The house my mother lives in has little furniture, is freezing in the winter, and scratching hot in the summer. She’s uninterested in how her human houseguests react to extreme weather.
She’s furious if anyone tries to sneak in an electric fan when the weather reaches triple digits.
“In the evening, a breeze comes off the river and cools everything down,” my mother explains when asked what she does to stay cool.
It doesn’t matter to her the CPAP machine I use to sleep doesn’t function if it gets too hot or cold. It hurts knowing my mother would care more about my wellbeing if I had fur or more than two legs.
She uses her ex-breakfast room as a shelter so her outside cats can come in from the rain. She tried to jerry-rig the door with an open umbrella as a deterrent to keep the water out, and the cats in, but it didn’t work.

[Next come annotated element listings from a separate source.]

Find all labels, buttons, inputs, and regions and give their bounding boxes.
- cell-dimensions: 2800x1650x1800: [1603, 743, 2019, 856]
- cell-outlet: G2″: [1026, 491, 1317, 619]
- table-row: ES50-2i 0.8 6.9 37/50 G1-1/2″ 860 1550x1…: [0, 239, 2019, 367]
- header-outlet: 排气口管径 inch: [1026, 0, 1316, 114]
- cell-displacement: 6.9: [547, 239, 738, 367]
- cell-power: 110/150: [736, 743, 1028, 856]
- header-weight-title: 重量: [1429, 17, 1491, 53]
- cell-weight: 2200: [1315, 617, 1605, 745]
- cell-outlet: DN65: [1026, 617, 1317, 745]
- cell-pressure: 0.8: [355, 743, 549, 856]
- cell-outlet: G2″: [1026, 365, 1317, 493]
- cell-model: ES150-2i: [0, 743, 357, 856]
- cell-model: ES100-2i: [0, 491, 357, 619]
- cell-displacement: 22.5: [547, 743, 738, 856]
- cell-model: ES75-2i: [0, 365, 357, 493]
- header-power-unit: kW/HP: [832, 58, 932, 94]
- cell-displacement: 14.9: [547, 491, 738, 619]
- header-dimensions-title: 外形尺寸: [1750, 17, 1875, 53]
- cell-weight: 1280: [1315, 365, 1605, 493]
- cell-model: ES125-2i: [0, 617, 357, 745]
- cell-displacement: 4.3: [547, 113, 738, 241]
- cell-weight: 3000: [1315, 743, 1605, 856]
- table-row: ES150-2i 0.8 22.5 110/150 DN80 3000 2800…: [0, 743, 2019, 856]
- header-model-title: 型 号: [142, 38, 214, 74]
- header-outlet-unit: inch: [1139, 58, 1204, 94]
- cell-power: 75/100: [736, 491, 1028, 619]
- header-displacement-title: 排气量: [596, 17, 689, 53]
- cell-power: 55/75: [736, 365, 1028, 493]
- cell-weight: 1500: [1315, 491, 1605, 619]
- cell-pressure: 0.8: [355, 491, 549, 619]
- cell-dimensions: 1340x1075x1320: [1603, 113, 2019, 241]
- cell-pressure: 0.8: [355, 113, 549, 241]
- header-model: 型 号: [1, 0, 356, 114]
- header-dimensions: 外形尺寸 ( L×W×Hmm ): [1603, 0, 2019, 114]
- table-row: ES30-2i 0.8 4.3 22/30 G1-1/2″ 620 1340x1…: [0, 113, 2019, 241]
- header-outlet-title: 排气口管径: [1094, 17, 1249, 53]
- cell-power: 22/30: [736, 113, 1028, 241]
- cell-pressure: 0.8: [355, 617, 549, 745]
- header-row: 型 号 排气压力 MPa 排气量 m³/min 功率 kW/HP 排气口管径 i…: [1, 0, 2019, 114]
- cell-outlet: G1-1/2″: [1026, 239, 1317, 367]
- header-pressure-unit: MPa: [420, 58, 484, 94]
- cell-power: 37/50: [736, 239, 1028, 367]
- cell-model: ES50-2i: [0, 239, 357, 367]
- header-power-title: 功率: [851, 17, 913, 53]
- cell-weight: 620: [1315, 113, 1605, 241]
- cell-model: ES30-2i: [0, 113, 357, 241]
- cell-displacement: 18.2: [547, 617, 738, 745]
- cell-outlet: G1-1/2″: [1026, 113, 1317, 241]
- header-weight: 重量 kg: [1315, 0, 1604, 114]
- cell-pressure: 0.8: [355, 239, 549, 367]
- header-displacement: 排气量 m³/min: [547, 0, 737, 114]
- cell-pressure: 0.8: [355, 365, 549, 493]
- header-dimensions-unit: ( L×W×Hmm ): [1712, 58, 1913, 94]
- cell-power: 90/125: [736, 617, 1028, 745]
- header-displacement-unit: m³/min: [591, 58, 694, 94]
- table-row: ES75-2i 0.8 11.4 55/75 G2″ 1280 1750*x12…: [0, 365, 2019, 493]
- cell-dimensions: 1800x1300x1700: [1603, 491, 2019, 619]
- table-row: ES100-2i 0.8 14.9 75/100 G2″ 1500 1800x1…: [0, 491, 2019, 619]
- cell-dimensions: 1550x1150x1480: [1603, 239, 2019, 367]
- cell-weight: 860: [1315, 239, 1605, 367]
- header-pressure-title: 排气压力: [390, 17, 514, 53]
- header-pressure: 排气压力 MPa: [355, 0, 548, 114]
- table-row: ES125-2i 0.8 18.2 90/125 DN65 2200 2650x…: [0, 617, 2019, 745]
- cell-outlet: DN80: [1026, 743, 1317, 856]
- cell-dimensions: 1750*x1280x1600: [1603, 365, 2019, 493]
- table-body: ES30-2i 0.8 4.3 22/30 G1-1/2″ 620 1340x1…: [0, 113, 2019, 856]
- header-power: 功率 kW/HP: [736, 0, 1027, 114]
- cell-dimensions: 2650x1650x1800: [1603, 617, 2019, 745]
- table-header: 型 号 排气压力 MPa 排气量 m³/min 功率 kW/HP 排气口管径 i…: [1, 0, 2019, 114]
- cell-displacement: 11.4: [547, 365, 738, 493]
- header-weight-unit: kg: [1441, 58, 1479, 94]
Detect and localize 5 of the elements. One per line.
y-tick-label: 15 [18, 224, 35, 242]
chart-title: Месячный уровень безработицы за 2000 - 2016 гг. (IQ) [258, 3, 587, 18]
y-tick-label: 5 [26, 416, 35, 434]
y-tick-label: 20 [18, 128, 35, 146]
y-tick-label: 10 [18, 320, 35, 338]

Now the room is covered in mud, fur, vomit, and other unappetizing substances.
I’m all for giving her stray and feral cats, food, water, and shelter, but giving them a room to do with how they please — is excessive.
The documentary of Grey Gardens spawned a movie, a musical, other documentaries such as That Summer, and several books, and I would be lying if I didn’t admit my mother inspires me with her peculiarities.
I’m able to care about humans, which I’m not sure the women in Grey Gardens or my mother can do.
When psychopathy goes unchecked and untreated, it resembles a weed that covers the land and suffocates the plants in its path until it’s the only creature that survives.
My mother insists on living on her own, and she’s aware enough to stand her ground. She has a caregiver, neighbors who check in with her, and occasionally family, but her life revolves around her animals and insects, and she admits they are keeping her alive.
When Grey Gardens first came out, people had a difficult time believing it was non-fiction. If my mother’s neighbors hadn’t seen her house for themselves, they might think everything they heard about the eccentric old lady living on their street was fiction.